Mason talks smart at quite a clip: “Here in Iowa, you’re never going to make Napa Valley Cabernet,” he points out, “but we have just as good – or better – access than anywhere else in the world to what you need to brew beer. It’s a more natural fit for Iowa.” Smart folks play to our strengths.
So far, the local food movement’s stayed on the surface. In most local oriented restaurants, you’ll find a local main ingredient, local garnish, mainstream everything else. (The movement’s working on the “everything else.”) We don’t just ask a restaurant to be locally owned; we ask them to cook with local ingredients too. We’re not at that point yet with beer: craft beer’s in, local’s in, but what about the ingredients in that locally brewed beer? The wool’s being pulled away and the public now knows that ingredient quality matters. We’re making progress in the world of food.
Mason knows where he’s going, and it’s a direction we’re right on board with: “We’re focusing on barrel-aged and sour beers, and working with local producers.” Currently Madhouse’s most popular beers are their Hopburst IPA and Honey Pilsner, made with local honey.
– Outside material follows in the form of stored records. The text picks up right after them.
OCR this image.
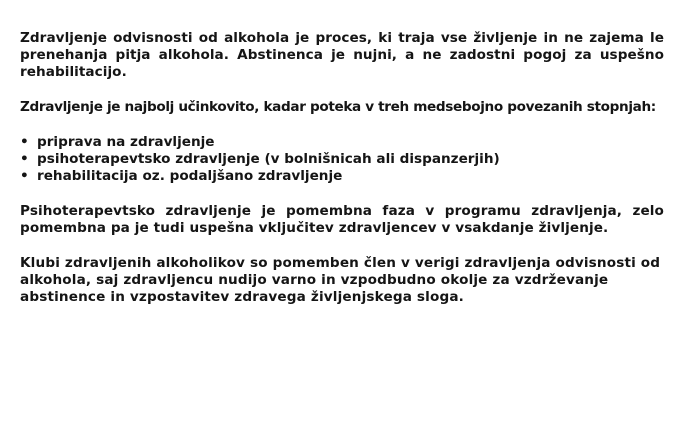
Zdravljenje odvisnosti od alkohola je proces, ki traja vse življenje in ne zajema le prenehanja pitja alkohola. Abstinenca je nujni, a ne zadostni pogoj za uspešno rehabilitacijo.

Zdravljenje je najbolj učinkovito, kadar poteka v treh medsebojno povezanih stopnjah:

• priprava na zdravljenje
• psihoterapevtsko zdravljenje (v bolnišnicah ali dispanzerjih)
• rehabilitacija oz. podaljšano zdravljenje

Psihoterapevtsko zdravljenje je pomembna faza v programu zdravljenja, zelo pomembna pa je tudi uspešna vključitev zdravljencev v vsakdanje življenje.

Klubi zdravljenih alkoholikov so pomemben člen v verigi zdravljenja odvisnosti od alkohola, saj zdravljencu nudijo varno in vzpodbudno okolje za vzdrževanje abstinence in vzpostavitev zdravega življenjskega sloga.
Their Coffee Stout is also made with local coffee roasted at Zanzibar’s in Des Moines: “I run a local winery and a local brewery. I’ll spend a couple extra bucks to work with a local producer,” Mason nods.
Next? Exclusively for New Pi, they’re brewing what we believe is the first Iowa beer available brewed with only Iowa hops and Iowa malted barley!
"Pete at Timber Ridge in Osceola had asked me for our spent grain to feed his cattle,” Mason recalls, and it turned into an opportunity for not just effective reuse, but a chance to get locally malted barley to brew with to boot.
Orville is growing hops for as many Madhouse brews as possible, a family operation with his wife Kim and son Austin, who’ll graduate high school next year. “Hops grow 16 feet tall, so we have a field of poles [for them to climb]. We have a hard time keeping up with an acre of hops – picking by hand – but if you like doing it, you find the time!” he chuckles. These are the kind of folks Iowa needs more of.
You won’t want to miss Madhouse Brewing's upcoming sour beers – even if you think you don’t like sours. “Ours is a clean, American style,” Mason points out, which side steps the barnyard qualities Old World sours tend to have. Mason walks us through the development curve with sour beers: “Of all beer making, it’s the most like winemaking. They’re difficult to make, and they take a long time.” Lactobacillus and yeast are introduced to dry out the beer’s flavor, and it’s aged in oak barrels. “Sours are a very live product,” he explains. “A ‘live’ beer.”
“This is where the artistry and passion come into brewing,” Melissa Arp, New Pi’s Beer, Wine, & Cheese Coordinator, points out.
Madhouse's Brewery is in the Des Moines Market District just south of East Village.
That’s the kind of integrity we go to local producers for, and Mason’s got it in spades. We couldn’t be more pleased to partner with him to bring you excellent Iowa brews.“I spent two years dumping batches, trying to figure out the different chemistry,” Mason shakes his head. He estimates it took a hundred batches before he was satisfied with the result: “We could have sold sour beer a year ago, but they wouldn’t have been this good.”